Thursday, December 7, 2000

Here I go again . . .


Here I go again . . .
It's crazy the amount of time you can take up tracking down information on ICQ. If you start off with help of any quality at all, the leads multiply exponentially and before you know it a whole evening has passed - and you wind up somehow knowing a lot less about the subject than you did when you first set off on your journey.

Of course, that's what happens with any sort of research, which is why some people research their projects endlessly and never end up starting work on them. What the internet offers that traditional research can't is countless opportunities to drift off into long conversations which have nothing to do with the topic.

Fortunately for me, I'm interested in those conversations as well.

Unfortunately for everyone who reads this page, the fact that I don't have the sense to delay them until their proper time means I once again near midnight having bit off more than I can chew. Give me credit, however, that at least these days I am taking those bites.

You'll see some of that soon enough.

Many years ago, a distraught and forgotten Georges Méliès discarded some ninety of his films - nearly all of them - into the Thames.
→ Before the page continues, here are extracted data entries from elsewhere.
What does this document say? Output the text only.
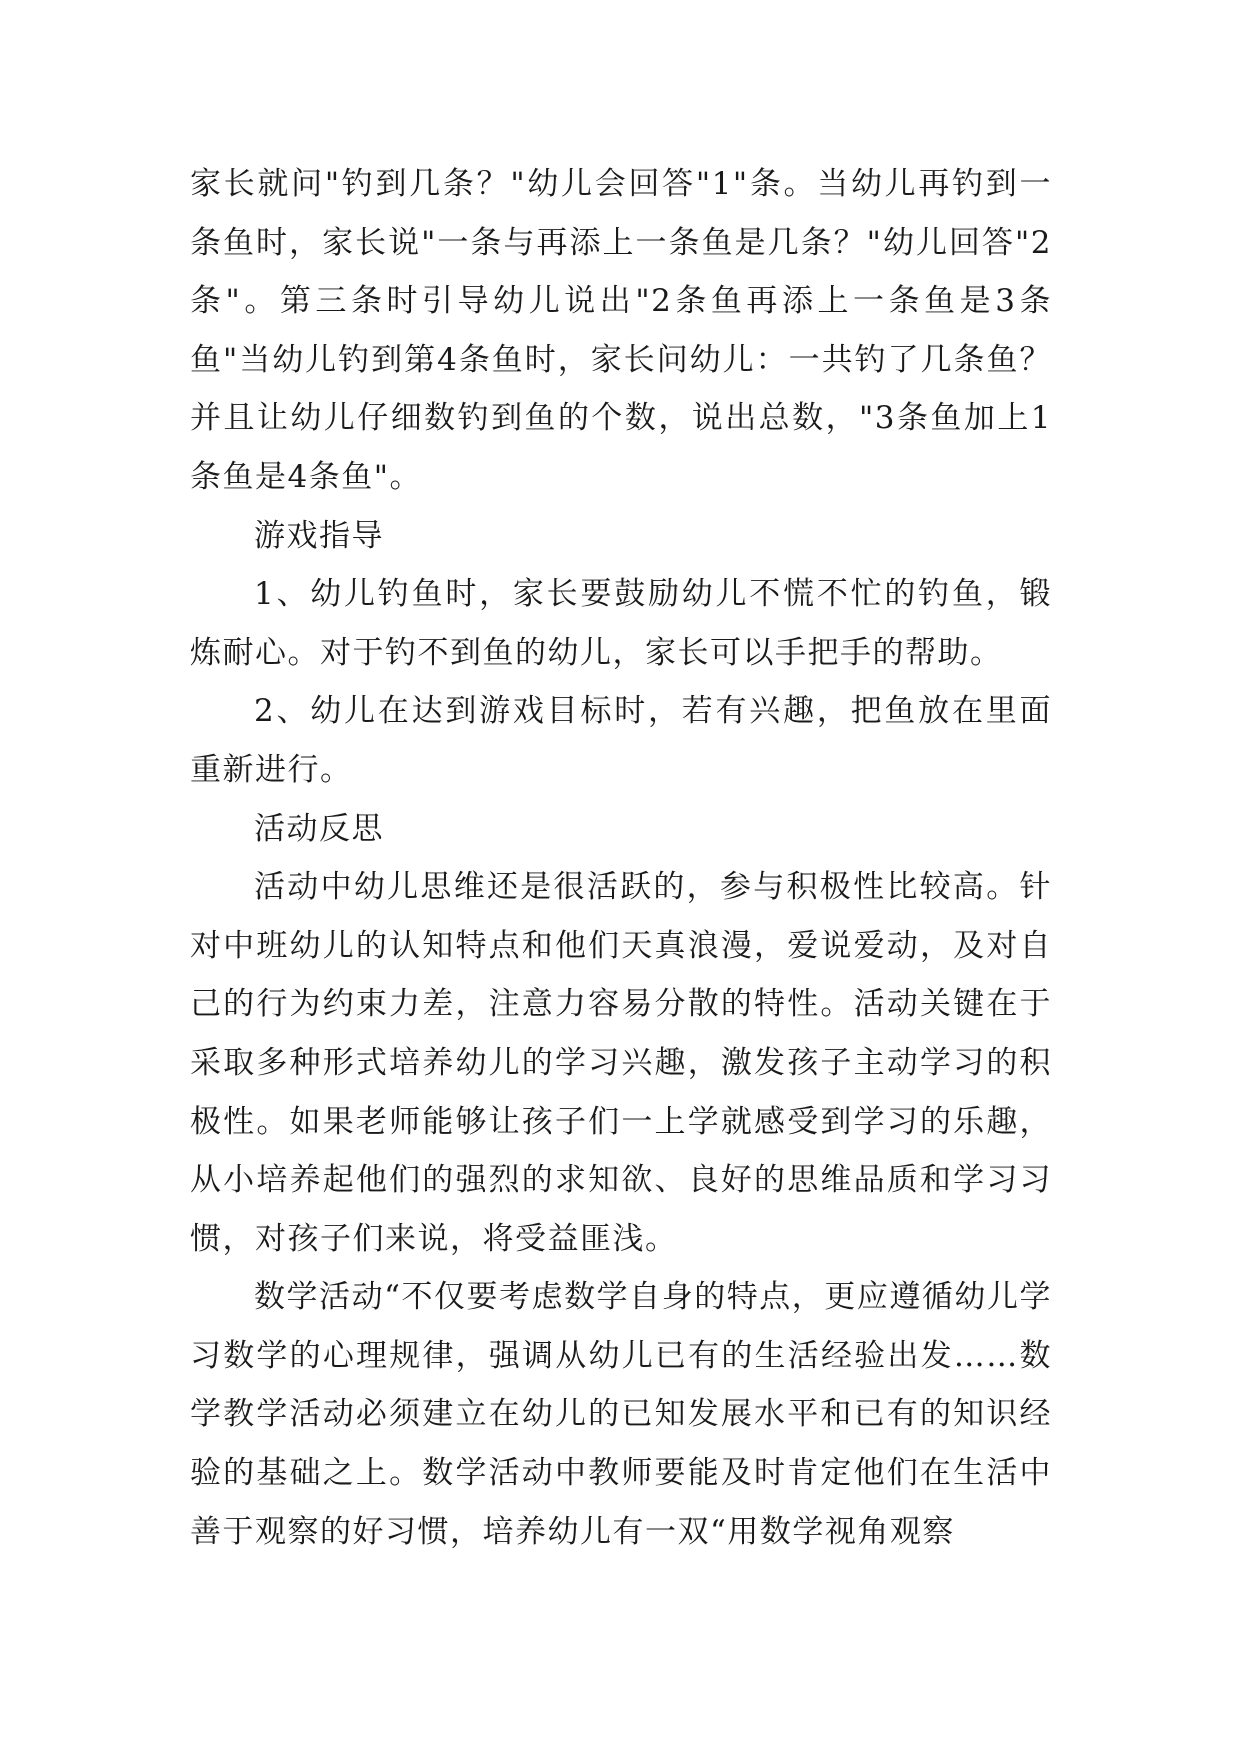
家长就问"钓到几条？"幼儿会回答"1"条。当幼儿再钓到一条鱼时，家长说"一条与再添上一条鱼是几条？"幼儿回答"2条"。第三条时引导幼儿说出"2条鱼再添上一条鱼是3条鱼"当幼儿钓到第4条鱼时，家长问幼儿：一共钓了几条鱼？并且让幼儿仔细数钓到鱼的个数，说出总数，"3条鱼加上1条鱼是4条鱼"。

游戏指导

1、幼儿钓鱼时，家长要鼓励幼儿不慌不忙的钓鱼，锻炼耐心。对于钓不到鱼的幼儿，家长可以手把手的帮助。

2、幼儿在达到游戏目标时，若有兴趣，把鱼放在里面重新进行。

活动反思

活动中幼儿思维还是很活跃的，参与积极性比较高。针对中班幼儿的认知特点和他们天真浪漫，爱说爱动，及对自己的行为约束力差，注意力容易分散的特性。活动关键在于采取多种形式培养幼儿的学习兴趣，激发孩子主动学习的积极性。如果老师能够让孩子们一上学就感受到学习的乐趣，从小培养起他们的强烈的求知欲、良好的思维品质和学习习惯，对孩子们来说，将受益匪浅。

数学活动“不仅要考虑数学自身的特点，更应遵循幼儿学习数学的心理规律，强调从幼儿已有的生活经验出发……数学教学活动必须建立在幼儿的已知发展水平和已有的知识经验的基础之上。数学活动中教师要能及时肯定他们在生活中善于观察的好习惯，培养幼儿有一双“用数学视角观察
These were among the first films to employ the use of special effects. Most prominent of his works, thankfully surviving, is 1902's A Trip to the Moon. You may recall the comical image of an angry moon with a rocket embedded in its eye, common in any quick-cut retrospective presentation on film history such as one might see on the Oscars.

Years later, the major studios, faced with the threat of "talkies" - the first sound pictures - in their panic, despair, and smugness, similarly discarded hundreds, or maybe thousands, of silent films. Today they do not exist.
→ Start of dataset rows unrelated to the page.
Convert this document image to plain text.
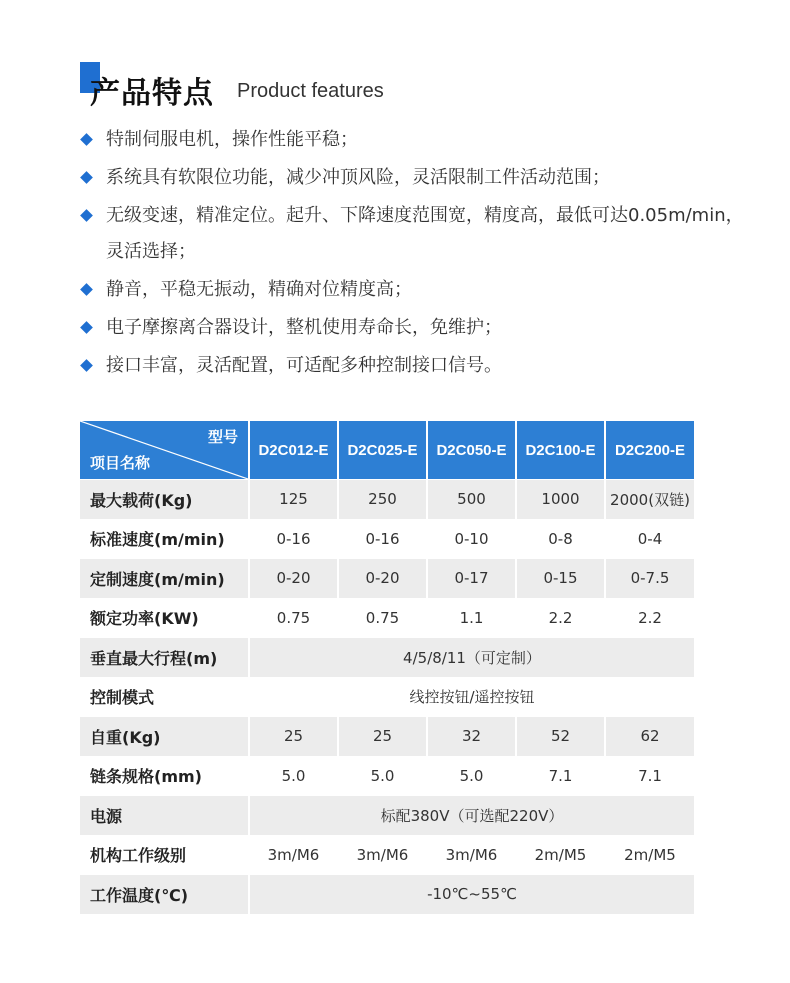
产品特点 Product features
特制伺服电机，操作性能平稳；
系统具有软限位功能，减少冲顶风险，灵活限制工件活动范围；
无级变速，精准定位。起升、下降速度范围宽，精度高，最低可达0.05m/min，灵活选择；
静音，平稳无振动，精确对位精度高；
电子摩擦离合器设计，整机使用寿命长，免维护；
接口丰富，灵活配置，可适配多种控制接口信号。
型号
项目名称	D2C012-E	D2C025-E	D2C050-E	D2C100-E	D2C200-E
最大载荷(Kg)	125	250	500	1000	2000(双链)
标准速度(m/min)	0-16	0-16	0-10	0-8	0-4
定制速度(m/min)	0-20	0-20	0-17	0-15	0-7.5
额定功率(KW)	0.75	0.75	1.1	2.2	2.2
垂直最大行程(m)	4/5/8/11（可定制）				
控制模式	线控按钮/遥控按钮				
自重(Kg)	25	25	32	52	62
链条规格(mm)	5.0	5.0	5.0	7.1	7.1
电源	标配380V（可选配220V）				
机构工作级别	3m/M6	3m/M6	3m/M6	2m/M5	2m/M5
工作温度(℃)	-10℃~55℃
The negatives for today's motion pictures made today are customarily locked in a vault one full mile below the earth, in the Arizona desert. It took perhaps eighty years for this to become standard procedure.

I hate that our games have not yet reached such a standard. Yes, it's been what - at a very liberal estimate, fifteen years? Twenty-five by arcade standards. But oh, the arcade and even console crowds have got their acts together, often against the kicking and screaming of wooden-headed publishers determined to make a few dollars *someday* off of ancient, ancient intellectual property and source code.

You and I, we aren't even close. And don't let the smooth gloss veneer of the FPS and RTS communities fool you: Neither are they.

We're going to regret this soon. And the arcade / console weenies will be thumbing their noses for the duration of our horrified revelation.

We're going to discuss the long lost maps of prehistoric Subspace, soon. And if you have a heart it will feel pain by the time I am done.